Most important, the long-term trend of Palestinian dispossession has not been reversed by Gaza disengagement. Earlier this year, Israel announced plans to destroy 88 Palestinian homes in Silwan, just outside the walls of Old Jerusalem, to make way for a Jewish archeological park. This week, Israel unveiled plans for a new Jewish residential development in the Muslim quarter of Jerusalem, and confirmed that it had ordered new seizures of Palestinian private and public lands in the West Bank. The purpose of the land seizures is to extend Israel's separation barrier around a large Jewish settlement, Maaleh Adumim, and link it to Israel. Doing so would virtually bisect the West Bank, and make a viable Palestinian state there impossible. Haim Ramon, Israeli cabinet minister, has acknowledged that the route of the barrier is partially drawn to ensure the "Jewish character" of Jerusalem.

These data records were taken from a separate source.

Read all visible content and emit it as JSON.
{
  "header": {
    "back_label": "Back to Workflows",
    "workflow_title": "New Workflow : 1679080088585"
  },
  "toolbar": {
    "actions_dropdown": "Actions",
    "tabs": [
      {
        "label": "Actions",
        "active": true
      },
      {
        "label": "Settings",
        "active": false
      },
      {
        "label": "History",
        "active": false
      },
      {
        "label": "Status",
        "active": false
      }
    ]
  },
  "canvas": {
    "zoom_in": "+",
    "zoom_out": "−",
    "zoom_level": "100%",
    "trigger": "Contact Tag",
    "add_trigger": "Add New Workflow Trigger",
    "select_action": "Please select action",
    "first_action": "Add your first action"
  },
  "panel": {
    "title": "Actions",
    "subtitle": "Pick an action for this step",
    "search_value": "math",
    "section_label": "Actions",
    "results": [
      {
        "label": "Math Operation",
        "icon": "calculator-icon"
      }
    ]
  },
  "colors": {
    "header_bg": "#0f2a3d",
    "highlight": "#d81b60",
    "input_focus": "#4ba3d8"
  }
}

Disengagement has been touted as a bold step for peace. Yet it is increasingly apparent that Gaza withdrawal is but one side of a two-faced strategy. The other side is increasing Jewish settlement of the West Bank, including Jerusalem. There, 430,000 Jewish settlers live in colonies built on land seized from Palestinians -- and they are expanding every day. In October 2004, Dov Weisglass, adviser and confidant of Israeli Prime Minister Ariel Sharon, admitted in an interview published in Ha'aretz that Gaza disengagement was a way to avoid peace negotiations with Palestinians, consolidate control over the West Bank and foil the creation of a Palestinian state.